The Star, citing Bloomberg sources, reports Google researchers "jockey for access" to computing resources. Internal prioritization battles. Resource allocation politics. Queue management for GPU clusters. Sound familiar? It's the same compute hunger that drives external customers to Google Cloud, except now Google's own people are feeling it.
This pairs perfectly with other compute shortage stories we've tracked. Remember Anthropic needing to partner with SpaceX for Colossus access? Remember Uber burning through its entire AI budget faster than expected? Add Google internal competition to the list.
At Google I/O 2026, the company announced new TPU 8t and 8i chips, Gemini 3.5 Flash models, and claimed 900 million Gemini users. All that success requires massive compute infrastructure. And apparently, even Google's own infrastructure isn't enough to meet internal demand.

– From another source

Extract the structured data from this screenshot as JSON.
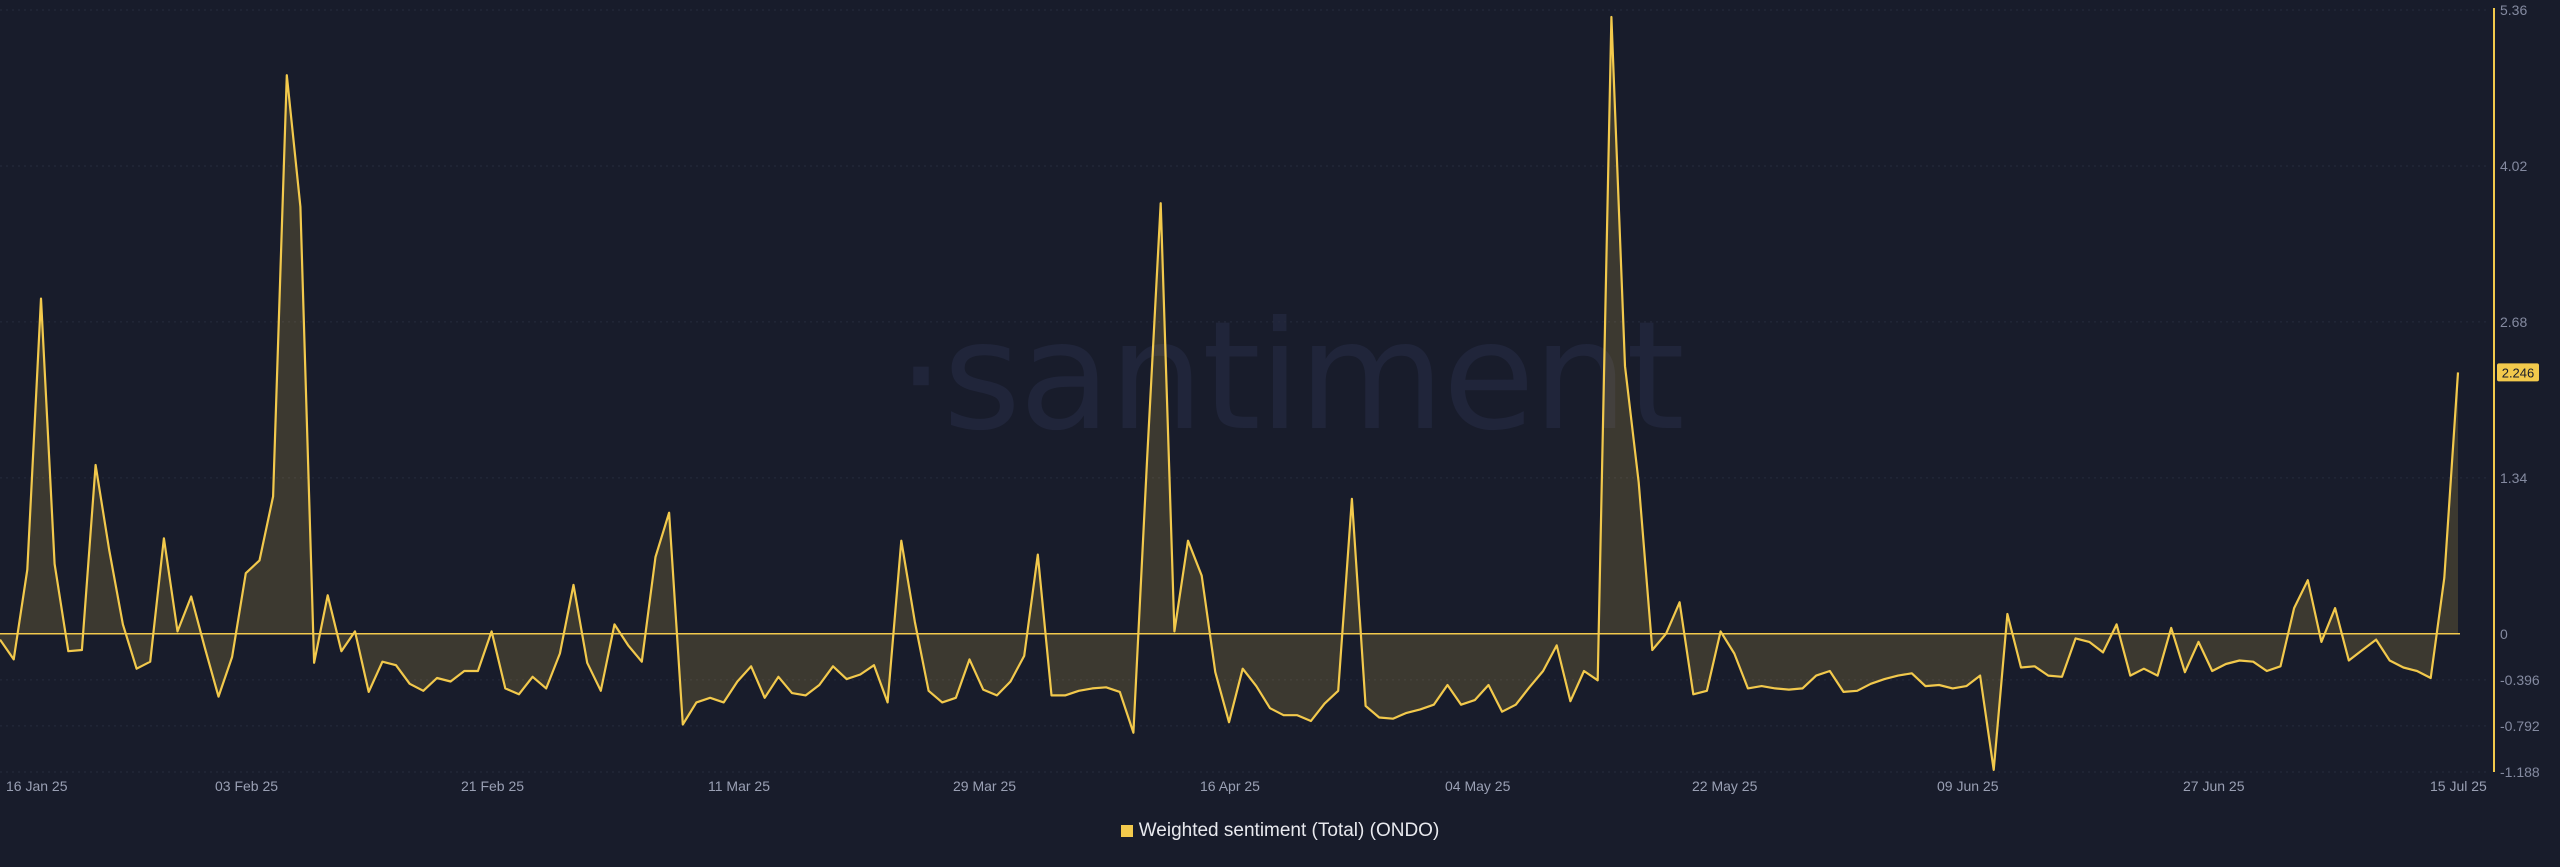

The broader pattern: AI companies are hitting compute walls faster than they can build new data centers. Training larger models requires exponentially more compute. Running inference at scale requires persistent compute. Building AGI systems will require unprecedented compute.
Google's internal compute competition is a canary in the coal mine. If the company that builds the infrastructure can't feed its own researchers enough computing power, what does that say about the compute requirements for the AI systems we're building?
The AI compute crunch isn't theoretical anymore. It's happening inside Google.